Lockless Programming and Cache Lines

Originally posted, Sep 06, 2010

Having talked about the advantages of lock less programming, now there are some things that need to be taken into account when doing the data design for these systems. Primarily, one of the major factors to consider is that any interlocked/atomic commit to a variable by necessity must invalidate the cache line on which the variable is stored. Depending on the usage case for the lock, this may require isolating the variable in question from other data by either padding the structure or by keeping the lock independent of the data itself. For example:

struct { SpinLock m_Spin_Lock; int m_iData; } Bad_Layout[101];

When we go to use the spin lock, which would require at minimum an atomic write operation it will invalidate the entire cache line that contains the spin lock. On some platforms (consoles) a cache line is 128 bytes, which would easily encompass the entire data member. So this guarantees a cache miss if we were to attempt to access the data member immediately after using the spin lock. Alternatively, we can then use a SoA approach to the problem and isolate the two members.

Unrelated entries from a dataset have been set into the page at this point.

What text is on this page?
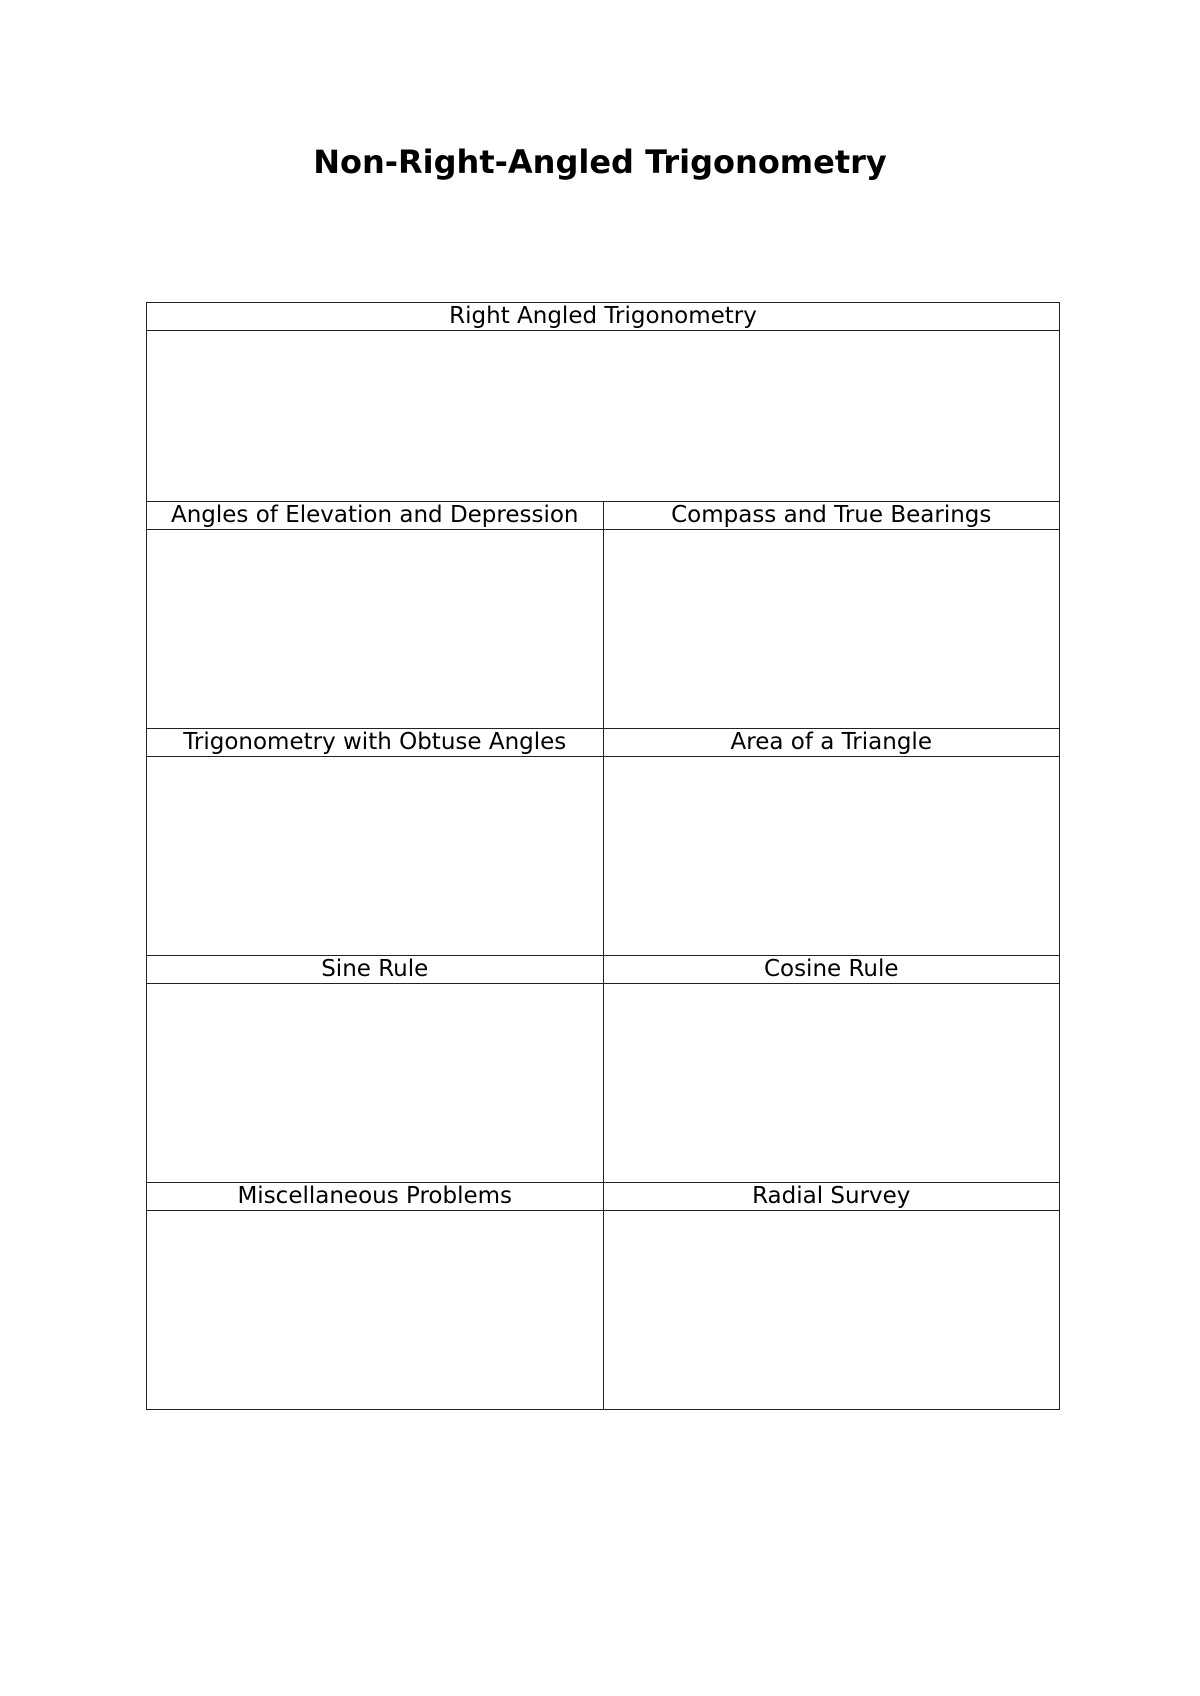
Non-Right-Angled Trigonometry
Right Angled Trigonometry	

Angles of Elevation and Depression	Compass and True Bearings

Trigonometry with Obtuse Angles	Area of a Triangle

Sine Rule	Cosine Rule

Miscellaneous Problems	Radial Survey
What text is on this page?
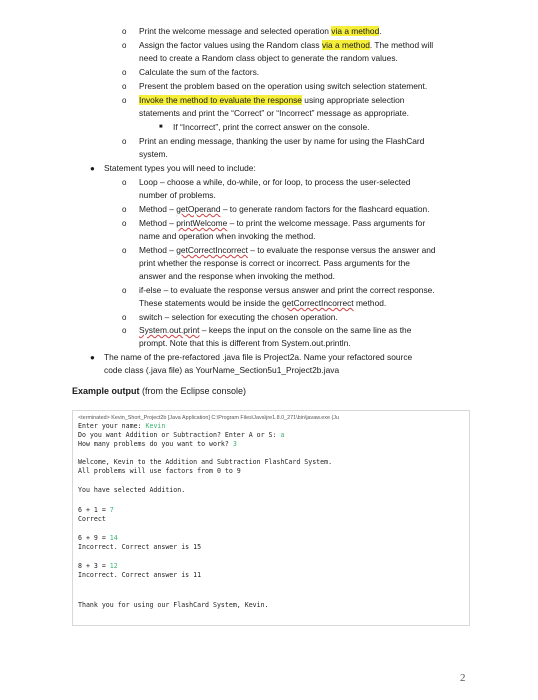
o Print the welcome message and selected operation via a method.
o Assign the factor values using the Random class via a method. The method will
need to create a Random class object to generate the random values.
o Calculate the sum of the factors.
o Present the problem based on the operation using switch selection statement.
o Invoke the method to evaluate the response using appropriate selection
statements and print the “Correct” or “Incorrect” message as appropriate.
■ If “Incorrect”, print the correct answer on the console.
o Print an ending message, thanking the user by name for using the FlashCard
system.
● Statement types you will need to include:
o Loop – choose a while, do-while, or for loop, to process the user-selected
number of problems.
o Method – getOperand – to generate random factors for the flashcard equation.
o Method – printWelcome – to print the welcome message. Pass arguments for
name and operation when invoking the method.
o Method – getCorrectIncorrect – to evaluate the response versus the answer and
print whether the response is correct or incorrect. Pass arguments for the
answer and the response when invoking the method.
o if-else – to evaluate the response versus answer and print the correct response.
These statements would be inside the getCorrectIncorrect method.
o switch – selection for executing the chosen operation.
o System.out.print – keeps the input on the console on the same line as the
prompt. Note that this is different from System.out.println.
● The name of the pre-refactored .java file is Project2a. Name your refactored source
code class (.java file) as YourName_Section5u1_Project2b.java
Example output (from the Eclipse console)
<terminated> Kevin_Short_Project2b [Java Application] C:\Program Files\Java\jre1.8.0_271\bin\javaw.exe (Ju
Enter your name: Kevin
Do you want Addition or Subtraction? Enter A or S: a
How many problems do you want to work? 3
Welcome, Kevin to the Addition and Subtraction FlashCard System.
All problems will use factors from 0 to 9
You have selected Addition.
6 + 1 = 7
Correct
6 + 9 = 14
Incorrect. Correct answer is 15
8 + 3 = 12
Incorrect. Correct answer is 11
Thank you for using our FlashCard System, Kevin.
2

SpinLock g_aSpin_Lock[101];

int g_aidData [101];

This seems to be better since using the lock will no longer cause the data to be cache flushed. However, we now have a different issue - primarily the global memory layout may still cause data (or other variables) to be on the same cache line as the terminus of the spin lock arrays. More importantly, assuming that the spin lock is a standard 64 bits (8 bytes), then we will have 16 spin locks per cache line - thus, creating a possible source of contention for multiple threads attempting to lock/free items from this pool of locks. Also, keep in mind that the standard synchronization primitives automatically execute memory barriers on most platforms. It is good policy to do something similar after modifying data elements that are access controlled through atomic operations or it might create an issue where the following thread that acquires the access-control could view stale data.

Take away:

There is no silver bullet into concurrent programming - knowing your usage pattern and design for it and not an unknown general case is key to having a performant system.
Always take care with your data design - and keep in mind how that data is marshalled between memory, cache and registers.